Ao propor analogias possíveis entre as políticas de extermínio do Estado nazista alemão, nos anos de 1930, e a “doutrina de Segurança Nacional” da última ditadura argentina, o sociólogo Daniel Feierstein argumenta que o genocídio deve ser entendido como uma “prática social”. Para ele, sua definição extrapola o aniquilamento físico baseado, por exemplo, em critérios étnicos, como no caso da Alemanha nazista.

Seu sentido, diz, reside na destruição e reorganização de relações sociais. Ou seja, além do aniquilamento físico, trata-se de uma “tecnologia de poder” que pretende, igualmente, extinguir a “identidade existencial” dos grupos vitimados.

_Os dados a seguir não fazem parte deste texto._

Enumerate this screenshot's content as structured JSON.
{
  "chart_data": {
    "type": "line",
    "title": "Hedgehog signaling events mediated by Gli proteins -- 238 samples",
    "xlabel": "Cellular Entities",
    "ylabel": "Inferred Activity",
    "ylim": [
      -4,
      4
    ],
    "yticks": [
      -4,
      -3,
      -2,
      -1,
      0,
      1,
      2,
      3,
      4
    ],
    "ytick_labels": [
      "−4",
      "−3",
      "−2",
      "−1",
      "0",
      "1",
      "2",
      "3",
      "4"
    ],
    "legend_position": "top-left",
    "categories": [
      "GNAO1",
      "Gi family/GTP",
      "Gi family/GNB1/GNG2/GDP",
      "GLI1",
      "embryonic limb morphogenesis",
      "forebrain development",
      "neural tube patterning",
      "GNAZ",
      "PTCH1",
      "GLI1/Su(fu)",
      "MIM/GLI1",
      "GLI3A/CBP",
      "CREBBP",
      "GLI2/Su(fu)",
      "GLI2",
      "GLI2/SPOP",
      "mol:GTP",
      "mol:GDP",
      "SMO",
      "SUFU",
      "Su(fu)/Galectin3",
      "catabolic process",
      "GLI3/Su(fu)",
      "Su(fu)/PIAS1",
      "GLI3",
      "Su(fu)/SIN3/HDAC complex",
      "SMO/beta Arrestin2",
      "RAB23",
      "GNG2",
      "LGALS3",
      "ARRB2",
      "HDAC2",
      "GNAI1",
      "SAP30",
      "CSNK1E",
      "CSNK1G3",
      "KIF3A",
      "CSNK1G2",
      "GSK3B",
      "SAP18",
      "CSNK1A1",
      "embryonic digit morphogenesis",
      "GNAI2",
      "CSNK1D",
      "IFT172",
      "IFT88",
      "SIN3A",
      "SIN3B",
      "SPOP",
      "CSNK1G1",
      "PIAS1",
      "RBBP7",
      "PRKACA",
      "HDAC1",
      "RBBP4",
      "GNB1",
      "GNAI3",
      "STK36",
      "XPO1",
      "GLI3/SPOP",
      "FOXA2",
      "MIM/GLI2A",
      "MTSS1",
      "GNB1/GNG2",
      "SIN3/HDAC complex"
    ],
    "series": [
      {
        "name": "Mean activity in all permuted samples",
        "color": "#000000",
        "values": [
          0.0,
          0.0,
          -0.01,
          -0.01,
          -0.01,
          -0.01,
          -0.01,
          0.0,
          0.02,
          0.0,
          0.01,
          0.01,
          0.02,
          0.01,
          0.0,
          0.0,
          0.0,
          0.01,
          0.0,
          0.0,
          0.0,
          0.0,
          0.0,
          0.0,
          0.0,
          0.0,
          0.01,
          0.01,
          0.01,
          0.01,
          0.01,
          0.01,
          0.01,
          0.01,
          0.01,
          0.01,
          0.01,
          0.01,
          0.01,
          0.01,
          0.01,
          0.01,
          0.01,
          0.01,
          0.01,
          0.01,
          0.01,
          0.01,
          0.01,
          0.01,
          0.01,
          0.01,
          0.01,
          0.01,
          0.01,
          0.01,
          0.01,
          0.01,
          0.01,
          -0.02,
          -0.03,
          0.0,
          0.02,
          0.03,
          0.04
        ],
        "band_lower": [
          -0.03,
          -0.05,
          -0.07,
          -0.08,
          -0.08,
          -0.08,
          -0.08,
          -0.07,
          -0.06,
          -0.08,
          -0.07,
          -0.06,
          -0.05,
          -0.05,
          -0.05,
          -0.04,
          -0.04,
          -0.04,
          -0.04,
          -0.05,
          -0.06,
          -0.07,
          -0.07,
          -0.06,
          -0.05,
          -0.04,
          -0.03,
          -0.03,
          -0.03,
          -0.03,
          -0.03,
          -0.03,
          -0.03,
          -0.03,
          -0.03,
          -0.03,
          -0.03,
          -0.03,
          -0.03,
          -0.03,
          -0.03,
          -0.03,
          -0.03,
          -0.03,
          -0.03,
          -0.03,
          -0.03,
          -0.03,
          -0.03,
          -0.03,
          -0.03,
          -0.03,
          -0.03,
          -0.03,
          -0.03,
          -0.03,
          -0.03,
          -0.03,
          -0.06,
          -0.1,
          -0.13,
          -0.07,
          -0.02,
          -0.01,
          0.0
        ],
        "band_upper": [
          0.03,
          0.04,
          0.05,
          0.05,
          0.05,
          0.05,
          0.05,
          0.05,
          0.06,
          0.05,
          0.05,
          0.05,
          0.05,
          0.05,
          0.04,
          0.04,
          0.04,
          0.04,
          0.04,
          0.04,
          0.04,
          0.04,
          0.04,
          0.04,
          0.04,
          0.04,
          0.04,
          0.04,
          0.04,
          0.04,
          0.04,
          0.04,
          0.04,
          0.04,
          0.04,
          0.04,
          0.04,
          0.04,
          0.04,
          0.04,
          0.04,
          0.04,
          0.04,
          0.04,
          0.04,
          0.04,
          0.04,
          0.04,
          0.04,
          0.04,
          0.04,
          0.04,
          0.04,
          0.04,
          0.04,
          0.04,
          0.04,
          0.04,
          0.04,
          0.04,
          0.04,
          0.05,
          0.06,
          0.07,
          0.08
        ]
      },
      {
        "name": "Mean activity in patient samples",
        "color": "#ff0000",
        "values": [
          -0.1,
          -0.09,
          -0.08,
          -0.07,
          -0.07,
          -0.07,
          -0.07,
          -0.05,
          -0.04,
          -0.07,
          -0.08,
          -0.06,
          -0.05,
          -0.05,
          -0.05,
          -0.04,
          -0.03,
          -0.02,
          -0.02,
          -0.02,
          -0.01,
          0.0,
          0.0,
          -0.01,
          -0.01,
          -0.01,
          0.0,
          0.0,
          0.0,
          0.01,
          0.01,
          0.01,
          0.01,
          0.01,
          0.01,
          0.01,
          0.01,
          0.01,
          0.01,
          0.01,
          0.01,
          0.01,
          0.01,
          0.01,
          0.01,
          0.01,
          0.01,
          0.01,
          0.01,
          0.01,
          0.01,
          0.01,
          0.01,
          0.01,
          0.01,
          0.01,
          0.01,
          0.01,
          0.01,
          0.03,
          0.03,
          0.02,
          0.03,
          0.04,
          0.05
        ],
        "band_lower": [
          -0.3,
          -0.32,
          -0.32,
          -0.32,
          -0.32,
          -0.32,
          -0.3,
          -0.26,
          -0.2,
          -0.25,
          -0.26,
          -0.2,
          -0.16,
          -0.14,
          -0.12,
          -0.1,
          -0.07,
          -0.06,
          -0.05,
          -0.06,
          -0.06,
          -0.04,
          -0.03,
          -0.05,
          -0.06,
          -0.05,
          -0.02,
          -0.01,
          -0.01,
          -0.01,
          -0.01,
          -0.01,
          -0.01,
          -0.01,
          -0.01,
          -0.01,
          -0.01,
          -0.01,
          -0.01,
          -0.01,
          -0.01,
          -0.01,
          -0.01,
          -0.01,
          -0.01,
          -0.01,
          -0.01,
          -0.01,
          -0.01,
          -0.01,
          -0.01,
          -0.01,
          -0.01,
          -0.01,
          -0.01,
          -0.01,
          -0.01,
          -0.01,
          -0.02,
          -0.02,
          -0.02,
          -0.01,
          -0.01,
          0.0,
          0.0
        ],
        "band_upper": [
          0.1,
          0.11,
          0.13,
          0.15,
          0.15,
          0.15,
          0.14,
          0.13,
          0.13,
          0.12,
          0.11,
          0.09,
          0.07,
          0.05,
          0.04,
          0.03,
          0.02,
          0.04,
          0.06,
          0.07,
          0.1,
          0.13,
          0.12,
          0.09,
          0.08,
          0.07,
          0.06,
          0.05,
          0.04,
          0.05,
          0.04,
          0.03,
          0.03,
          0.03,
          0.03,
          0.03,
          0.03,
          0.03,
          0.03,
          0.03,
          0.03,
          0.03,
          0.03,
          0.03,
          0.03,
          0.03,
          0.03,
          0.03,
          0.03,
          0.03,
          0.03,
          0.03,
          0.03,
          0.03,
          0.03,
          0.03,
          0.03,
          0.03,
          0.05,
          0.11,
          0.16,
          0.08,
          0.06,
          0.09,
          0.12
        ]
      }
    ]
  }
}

Se prática social, ainda de acordo com Feierstein, o genocídio existe antes do extermínio e sobrevive a ele, produzindo, além de cadáveres, corpos desprovidos de direitos – inclusive ao luto – e dignidade, sujeitados a um consenso e a uma obediência imposta desde fora e de cima, pela força da violência e do medo.

Passados pouco mais de 100 dias desde o início da ofensiva israelense, e apesar de Haia, não há equívoco em se afirmar que está em curso um genocídio contra o povo palestino. E estamos assistindo a tudo nas nossas telas e redes sociais, horrorizados e impotentes, enquanto governantes, juízes e analistas internacionais lançam rosas ao mar.